Direct evidence about the effects of STI co-infection on transmission from individuals on ART is very limited. Available data suggests that the average effect of STI co-infection on HIV viral load in individuals on ART is less than 1 log10 difference, and thus unlikely to decrease the effectiveness of treatment as prevention. However, there is not enough data to rule out the possibility that particular STIs pose a larger threat.
抗逆转录病毒疗法(ART)可显著降低HIV传播,检测和治疗项目已被倡导作为一种在人群层面降低传播的方法。然而,关于性传播感染(STIs)在多大程度上会降低治疗即预防的效果,人们知之甚少。性传播感染会增加未治疗个体的HIV传染性。
我们检索了截至2014年8月12日的主要文献数据库,并确定了报告接受ART治疗且合并或未合并其他性传播感染的个体之间HIV传播率或病毒载量差异的研究。我们使用分层贝叶斯模型来估计合并或未合并性传播感染的个体之间的病毒载量差异。

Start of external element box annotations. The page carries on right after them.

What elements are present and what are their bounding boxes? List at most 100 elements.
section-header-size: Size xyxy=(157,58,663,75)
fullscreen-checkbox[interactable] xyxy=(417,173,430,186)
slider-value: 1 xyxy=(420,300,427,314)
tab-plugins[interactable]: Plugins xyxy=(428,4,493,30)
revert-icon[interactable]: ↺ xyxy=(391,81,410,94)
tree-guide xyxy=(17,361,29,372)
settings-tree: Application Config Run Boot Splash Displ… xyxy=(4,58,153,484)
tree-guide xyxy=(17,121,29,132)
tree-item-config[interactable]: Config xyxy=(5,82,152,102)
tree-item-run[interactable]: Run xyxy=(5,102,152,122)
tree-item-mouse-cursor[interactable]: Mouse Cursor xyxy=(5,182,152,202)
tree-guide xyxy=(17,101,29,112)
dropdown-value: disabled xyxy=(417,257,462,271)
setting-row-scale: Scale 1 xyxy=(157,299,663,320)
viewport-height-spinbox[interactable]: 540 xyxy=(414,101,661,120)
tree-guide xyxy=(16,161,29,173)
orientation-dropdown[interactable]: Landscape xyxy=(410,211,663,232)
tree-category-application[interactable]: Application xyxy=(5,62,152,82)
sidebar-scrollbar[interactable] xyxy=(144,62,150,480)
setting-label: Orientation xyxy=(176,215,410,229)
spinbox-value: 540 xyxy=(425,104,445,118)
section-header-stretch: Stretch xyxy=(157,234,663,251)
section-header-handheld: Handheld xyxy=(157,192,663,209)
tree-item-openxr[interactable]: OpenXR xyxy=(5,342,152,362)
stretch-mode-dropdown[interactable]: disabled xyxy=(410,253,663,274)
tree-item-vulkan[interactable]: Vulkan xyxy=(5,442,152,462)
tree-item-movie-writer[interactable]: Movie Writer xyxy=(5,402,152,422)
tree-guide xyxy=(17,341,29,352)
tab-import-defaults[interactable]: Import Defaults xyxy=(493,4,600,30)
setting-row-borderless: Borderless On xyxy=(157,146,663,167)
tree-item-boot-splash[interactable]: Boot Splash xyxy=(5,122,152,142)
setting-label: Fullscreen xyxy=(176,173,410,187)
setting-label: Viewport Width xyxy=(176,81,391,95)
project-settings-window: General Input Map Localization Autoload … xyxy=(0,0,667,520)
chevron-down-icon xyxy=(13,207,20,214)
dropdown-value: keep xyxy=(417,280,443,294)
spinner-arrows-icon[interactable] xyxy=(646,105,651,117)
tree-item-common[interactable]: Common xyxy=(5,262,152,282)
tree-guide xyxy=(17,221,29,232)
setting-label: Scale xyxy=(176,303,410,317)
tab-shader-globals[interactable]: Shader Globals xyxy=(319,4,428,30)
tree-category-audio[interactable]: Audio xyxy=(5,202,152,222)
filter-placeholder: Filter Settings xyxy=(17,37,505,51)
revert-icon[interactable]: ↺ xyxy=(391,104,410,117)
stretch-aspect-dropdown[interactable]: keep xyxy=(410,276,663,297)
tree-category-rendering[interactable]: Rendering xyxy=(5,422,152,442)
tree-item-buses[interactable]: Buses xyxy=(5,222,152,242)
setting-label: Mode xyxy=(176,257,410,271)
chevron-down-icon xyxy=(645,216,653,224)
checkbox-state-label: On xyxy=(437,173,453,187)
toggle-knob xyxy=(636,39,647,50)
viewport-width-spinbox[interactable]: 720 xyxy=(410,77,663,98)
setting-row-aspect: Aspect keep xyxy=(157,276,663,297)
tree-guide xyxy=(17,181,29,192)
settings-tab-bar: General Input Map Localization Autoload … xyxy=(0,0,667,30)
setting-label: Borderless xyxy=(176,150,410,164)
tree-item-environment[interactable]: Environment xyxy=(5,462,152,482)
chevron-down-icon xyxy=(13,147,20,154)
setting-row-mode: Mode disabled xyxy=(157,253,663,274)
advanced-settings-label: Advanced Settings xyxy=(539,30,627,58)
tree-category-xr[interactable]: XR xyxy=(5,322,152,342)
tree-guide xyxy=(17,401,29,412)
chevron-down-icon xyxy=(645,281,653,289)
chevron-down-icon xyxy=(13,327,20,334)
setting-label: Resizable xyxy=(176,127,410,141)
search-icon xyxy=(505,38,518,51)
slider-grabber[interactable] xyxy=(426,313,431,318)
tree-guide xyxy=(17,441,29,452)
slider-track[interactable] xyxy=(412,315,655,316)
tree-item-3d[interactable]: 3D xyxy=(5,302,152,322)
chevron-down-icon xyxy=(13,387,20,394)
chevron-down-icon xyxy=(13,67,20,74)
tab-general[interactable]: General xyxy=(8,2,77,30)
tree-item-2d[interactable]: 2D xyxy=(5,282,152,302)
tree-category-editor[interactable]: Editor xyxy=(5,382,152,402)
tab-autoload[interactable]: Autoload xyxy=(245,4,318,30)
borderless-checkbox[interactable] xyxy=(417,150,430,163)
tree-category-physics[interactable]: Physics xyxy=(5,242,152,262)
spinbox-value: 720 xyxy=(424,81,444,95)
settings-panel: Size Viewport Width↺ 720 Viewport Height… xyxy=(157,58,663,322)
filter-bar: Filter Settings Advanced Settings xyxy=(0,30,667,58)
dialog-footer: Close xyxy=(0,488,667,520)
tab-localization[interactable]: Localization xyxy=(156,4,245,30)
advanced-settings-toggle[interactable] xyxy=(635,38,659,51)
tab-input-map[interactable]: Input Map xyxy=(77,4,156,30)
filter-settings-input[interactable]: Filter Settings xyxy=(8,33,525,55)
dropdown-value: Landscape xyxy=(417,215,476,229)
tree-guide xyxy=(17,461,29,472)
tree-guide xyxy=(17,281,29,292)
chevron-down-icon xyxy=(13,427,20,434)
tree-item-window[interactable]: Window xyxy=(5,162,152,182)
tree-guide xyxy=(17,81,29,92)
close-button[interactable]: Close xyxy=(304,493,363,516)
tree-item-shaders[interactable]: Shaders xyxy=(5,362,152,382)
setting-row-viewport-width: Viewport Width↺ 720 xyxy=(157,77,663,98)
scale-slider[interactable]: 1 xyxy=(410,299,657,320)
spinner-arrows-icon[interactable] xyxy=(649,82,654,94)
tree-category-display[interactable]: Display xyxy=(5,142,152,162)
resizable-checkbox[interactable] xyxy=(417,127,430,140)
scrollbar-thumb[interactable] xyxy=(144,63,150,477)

检索策略共获得1630条独特的引文,其中14项研究(报告了来自2835名独特个体的4607次HIV病毒载量测量结果)符合纳入标准。我们没有找到任何直接估计两组传播率的合适研究。我们对接受治疗个体的HIV病毒载量测量结果进行的荟萃分析未发现性传播感染合并感染有统计学显著影响;合并感染个体的病毒载量平均比未合并感染个体高0.11 log10(95%可信区间为-0.6至0.83)。
关于性传播感染合并感染对接受ART治疗个体传播的影响的直接证据非常有限。现有数据表明,性传播感染合并感染对接受ART治疗个体的HIV病毒载量的平均影响小于1 log10差异,因此不太可能降低治疗即预防的效果。然而,没有足够的数据排除特定性传播感染构成更大威胁的可能性。